La France arrive en troisième position des pays les plus touchés en cas de Brexit dur. Les pertes pour les entreprises exportatrices sont évaluées à 3,6 milliards d'euros et 1,9 milliard d'euros dans le cadre d'un Brexit souple. "L'Allemagne a déjà beaucoup perdu depuis le référendum en 2016. La France s'en sort mieux grâce au stock de contingences. Elle limite la casse grâce à l'agroalimentaire par exemple" explique Ana Boata.

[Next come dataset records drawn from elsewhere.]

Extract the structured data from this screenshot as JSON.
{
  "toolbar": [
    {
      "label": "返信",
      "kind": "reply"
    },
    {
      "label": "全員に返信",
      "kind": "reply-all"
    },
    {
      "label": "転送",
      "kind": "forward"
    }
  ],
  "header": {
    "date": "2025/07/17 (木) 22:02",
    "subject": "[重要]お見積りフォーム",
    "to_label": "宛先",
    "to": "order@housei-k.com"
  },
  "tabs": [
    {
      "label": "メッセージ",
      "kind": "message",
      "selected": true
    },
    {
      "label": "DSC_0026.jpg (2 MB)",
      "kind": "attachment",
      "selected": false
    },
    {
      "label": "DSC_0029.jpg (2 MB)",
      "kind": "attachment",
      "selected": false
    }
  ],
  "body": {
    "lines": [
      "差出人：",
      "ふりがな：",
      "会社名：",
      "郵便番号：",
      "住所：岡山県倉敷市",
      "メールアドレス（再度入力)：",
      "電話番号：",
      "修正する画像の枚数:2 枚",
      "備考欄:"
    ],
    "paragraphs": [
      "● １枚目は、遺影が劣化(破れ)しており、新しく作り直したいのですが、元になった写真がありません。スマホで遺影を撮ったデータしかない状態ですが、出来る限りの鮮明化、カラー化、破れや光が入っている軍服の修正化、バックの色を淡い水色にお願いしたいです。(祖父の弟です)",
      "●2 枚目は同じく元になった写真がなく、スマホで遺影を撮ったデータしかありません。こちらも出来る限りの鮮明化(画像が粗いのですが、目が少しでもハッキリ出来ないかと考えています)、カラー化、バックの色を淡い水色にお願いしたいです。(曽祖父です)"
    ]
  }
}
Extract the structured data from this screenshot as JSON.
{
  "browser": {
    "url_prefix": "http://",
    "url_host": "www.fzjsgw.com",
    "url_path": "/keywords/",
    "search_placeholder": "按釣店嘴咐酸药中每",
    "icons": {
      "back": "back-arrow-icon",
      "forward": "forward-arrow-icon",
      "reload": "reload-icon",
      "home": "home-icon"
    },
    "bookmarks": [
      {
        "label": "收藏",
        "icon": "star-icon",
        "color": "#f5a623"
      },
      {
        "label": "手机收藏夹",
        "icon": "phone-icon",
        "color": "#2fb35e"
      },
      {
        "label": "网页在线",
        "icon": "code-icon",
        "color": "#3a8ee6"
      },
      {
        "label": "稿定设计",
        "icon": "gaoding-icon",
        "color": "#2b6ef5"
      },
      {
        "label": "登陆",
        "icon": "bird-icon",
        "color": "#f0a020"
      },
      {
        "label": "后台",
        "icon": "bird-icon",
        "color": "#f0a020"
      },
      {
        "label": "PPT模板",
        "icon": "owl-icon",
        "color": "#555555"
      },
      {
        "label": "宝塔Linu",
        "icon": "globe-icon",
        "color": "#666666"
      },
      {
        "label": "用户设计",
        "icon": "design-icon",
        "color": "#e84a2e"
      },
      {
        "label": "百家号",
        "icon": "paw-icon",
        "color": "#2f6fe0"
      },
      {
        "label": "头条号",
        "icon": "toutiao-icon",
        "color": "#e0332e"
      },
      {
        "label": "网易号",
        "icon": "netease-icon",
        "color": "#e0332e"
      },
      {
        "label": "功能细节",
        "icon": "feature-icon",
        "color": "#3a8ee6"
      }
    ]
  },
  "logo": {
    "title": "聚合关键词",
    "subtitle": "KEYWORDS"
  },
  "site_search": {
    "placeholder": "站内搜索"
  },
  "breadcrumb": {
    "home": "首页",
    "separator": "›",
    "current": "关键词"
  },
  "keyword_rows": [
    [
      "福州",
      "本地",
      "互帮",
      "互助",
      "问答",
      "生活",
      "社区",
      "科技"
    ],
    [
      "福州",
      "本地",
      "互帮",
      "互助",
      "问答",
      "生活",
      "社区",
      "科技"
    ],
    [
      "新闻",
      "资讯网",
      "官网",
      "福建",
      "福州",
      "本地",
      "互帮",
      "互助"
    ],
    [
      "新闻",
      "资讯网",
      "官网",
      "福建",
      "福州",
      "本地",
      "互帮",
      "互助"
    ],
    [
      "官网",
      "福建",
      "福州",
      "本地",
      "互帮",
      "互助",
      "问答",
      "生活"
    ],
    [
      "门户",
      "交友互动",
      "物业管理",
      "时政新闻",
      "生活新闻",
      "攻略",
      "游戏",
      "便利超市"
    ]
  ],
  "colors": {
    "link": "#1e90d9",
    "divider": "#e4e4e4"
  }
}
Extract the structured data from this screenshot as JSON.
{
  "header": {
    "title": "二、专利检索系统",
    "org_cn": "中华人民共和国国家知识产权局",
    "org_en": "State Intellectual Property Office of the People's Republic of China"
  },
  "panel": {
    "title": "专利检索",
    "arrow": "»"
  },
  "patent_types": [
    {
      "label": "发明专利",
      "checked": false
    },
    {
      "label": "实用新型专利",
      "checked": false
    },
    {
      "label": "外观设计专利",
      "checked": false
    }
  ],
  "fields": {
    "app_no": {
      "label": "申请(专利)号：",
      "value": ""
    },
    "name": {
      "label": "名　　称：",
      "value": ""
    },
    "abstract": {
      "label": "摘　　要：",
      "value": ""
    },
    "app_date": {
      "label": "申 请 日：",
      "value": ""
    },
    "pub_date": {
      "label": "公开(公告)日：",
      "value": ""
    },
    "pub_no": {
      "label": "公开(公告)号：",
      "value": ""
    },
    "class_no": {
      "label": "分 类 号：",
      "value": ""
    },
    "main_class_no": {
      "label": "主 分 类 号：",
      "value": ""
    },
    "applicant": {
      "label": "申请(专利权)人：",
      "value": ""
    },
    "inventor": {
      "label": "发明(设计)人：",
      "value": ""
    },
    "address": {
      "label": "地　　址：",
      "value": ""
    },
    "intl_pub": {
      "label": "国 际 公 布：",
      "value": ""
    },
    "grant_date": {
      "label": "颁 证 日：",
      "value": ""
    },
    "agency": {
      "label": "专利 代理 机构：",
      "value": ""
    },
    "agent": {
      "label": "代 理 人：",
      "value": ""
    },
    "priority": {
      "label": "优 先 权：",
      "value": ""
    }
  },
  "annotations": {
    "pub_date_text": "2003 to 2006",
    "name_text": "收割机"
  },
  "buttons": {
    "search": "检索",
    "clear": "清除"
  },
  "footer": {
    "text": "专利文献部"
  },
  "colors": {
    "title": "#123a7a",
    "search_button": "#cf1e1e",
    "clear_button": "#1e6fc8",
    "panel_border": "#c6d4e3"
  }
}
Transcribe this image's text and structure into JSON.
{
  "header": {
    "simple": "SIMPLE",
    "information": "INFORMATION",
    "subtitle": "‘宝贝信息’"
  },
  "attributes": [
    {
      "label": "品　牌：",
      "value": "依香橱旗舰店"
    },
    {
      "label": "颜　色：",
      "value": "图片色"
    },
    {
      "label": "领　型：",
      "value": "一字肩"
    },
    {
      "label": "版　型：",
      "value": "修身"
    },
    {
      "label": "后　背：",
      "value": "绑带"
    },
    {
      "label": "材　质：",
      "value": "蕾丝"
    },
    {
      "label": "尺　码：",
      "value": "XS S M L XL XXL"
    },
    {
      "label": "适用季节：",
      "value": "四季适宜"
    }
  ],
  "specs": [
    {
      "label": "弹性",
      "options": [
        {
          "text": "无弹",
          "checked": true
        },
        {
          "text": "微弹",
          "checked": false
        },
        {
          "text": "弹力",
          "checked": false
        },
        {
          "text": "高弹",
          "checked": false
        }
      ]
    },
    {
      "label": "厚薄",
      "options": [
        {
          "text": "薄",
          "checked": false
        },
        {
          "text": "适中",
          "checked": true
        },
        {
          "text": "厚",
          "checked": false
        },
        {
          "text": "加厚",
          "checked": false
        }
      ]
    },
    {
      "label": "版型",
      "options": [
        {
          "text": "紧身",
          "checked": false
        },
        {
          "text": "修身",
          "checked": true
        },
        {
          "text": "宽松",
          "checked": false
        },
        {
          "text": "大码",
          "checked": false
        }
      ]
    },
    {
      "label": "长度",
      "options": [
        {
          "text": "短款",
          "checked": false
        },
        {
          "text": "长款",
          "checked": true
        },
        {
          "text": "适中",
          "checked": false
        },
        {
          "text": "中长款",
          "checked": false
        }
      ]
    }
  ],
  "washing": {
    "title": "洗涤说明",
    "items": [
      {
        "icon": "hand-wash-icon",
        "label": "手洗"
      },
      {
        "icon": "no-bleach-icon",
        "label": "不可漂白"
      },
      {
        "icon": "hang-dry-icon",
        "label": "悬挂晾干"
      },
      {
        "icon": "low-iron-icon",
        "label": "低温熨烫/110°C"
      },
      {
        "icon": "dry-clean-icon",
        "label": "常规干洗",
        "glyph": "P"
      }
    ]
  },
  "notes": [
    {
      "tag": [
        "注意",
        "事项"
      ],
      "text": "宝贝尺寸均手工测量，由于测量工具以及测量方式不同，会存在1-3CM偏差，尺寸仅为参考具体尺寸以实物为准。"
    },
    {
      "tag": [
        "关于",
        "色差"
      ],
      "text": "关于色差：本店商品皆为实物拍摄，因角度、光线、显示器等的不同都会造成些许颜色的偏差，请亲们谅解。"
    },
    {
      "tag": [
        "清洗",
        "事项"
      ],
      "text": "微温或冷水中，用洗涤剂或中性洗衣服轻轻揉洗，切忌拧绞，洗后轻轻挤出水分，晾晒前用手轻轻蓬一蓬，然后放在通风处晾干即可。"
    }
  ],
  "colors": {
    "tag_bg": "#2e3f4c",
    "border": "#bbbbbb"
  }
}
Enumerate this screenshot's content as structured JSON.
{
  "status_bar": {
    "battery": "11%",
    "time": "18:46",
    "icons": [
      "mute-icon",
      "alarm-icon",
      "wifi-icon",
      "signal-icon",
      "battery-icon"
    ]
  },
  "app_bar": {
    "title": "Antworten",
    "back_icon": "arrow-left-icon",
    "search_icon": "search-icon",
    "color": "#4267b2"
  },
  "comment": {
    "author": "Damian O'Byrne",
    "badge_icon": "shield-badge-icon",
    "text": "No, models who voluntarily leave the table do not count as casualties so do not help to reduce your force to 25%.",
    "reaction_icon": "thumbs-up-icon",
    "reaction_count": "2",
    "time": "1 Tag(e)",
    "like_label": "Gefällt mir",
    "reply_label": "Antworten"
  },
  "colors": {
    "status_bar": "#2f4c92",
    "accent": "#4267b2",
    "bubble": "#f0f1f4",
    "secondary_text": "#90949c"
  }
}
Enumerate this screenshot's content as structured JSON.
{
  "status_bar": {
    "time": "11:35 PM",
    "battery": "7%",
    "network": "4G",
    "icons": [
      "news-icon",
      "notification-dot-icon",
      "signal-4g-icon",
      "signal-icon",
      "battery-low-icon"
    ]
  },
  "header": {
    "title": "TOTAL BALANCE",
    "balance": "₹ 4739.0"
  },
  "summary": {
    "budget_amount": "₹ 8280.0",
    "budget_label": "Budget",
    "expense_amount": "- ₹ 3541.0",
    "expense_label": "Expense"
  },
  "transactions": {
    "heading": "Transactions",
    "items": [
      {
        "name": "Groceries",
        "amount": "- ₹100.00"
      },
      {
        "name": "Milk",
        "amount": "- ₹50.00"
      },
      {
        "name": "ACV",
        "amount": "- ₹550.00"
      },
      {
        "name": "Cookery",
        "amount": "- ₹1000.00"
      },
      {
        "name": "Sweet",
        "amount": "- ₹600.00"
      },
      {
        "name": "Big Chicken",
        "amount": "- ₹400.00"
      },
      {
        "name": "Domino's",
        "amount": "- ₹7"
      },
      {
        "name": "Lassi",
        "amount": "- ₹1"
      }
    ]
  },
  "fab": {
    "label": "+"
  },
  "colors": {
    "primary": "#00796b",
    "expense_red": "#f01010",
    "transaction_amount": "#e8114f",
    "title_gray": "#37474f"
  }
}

Le scénario noir d'un Brexit sans accord pour le Royaume-Uni
Du côté du Royaume-Uni, les perspectives économiques s'annoncent bien sombres. Selon les calculs des économistes d'Euler Hermes, la récession économique pourrait se prolonger en cas de "hard brexit" avec un PIB à -10,9% en 2020 et -4,8% en 2021. Les exportations pourraient connaître une chute spectaculaire (-13,8%) l'année prochaine si ce scénario se confirme. "Avec une sortie dure, la crise risque de mettre encore plus de temps à se résorber. Une sortie dure en plus du Covid-19 pourrait plonger l'économie du Royaume-Uni en récession" ajoute Ana Boata. La recrudescence de l'épidémie et le renforcement des mesures de restriction pèsent sur les chances d'un rebond rapide de l'activité. "On s'attend à une croissance négative au 4eme trimestre avec les mesures de restriction mises en oeuvre au Royaume-Uni" ajoute-t-elle.
L'incertitude des barrières non tarifaires
Après plusieurs décennies de libre-échange, les pays de l'Union européenne s'interrogent sur l'impact des barrières non tarifaires sur les échanges de biens et services. "La principale incertitude repose sur les barrières non tarifaires. Cette incertitude a un impact [...] La mise en place de barrières non-tarifaires, avec la hausse des procédures administratives et des télédéclarations, peut avoir des conséquences sur le coût des intrants. Le temps de transport de marchandises s'allonge et cela peut avoir des répercussions sur les chaînes de valeur. Tout va dépendre de la technologie mise en oeuvre au passage des frontières et de la nature de l'accord conclu" déclare l'économiste. Même si le gouvernement français tente de rassurer les transporteurs et les entreprises qui réalisent des échanges avec nos voisins outre-Manche, les difficultés rencontrées en début d'année 2020 pourraient à nouveau s'amplifier si le divorce ne se règle pas à l'amiable. En outre, "cette sortie arrive dans un contexte sanitaire très dégradé. Il y a des compromis des deux côtés. Les discours alarmistes au Royaume-Uni, dans la distribution par exemple, incitent à des compromis" conclue-t-elle. Pour le gouvernement britannique, la sortie de crise s'annonce périlleuse.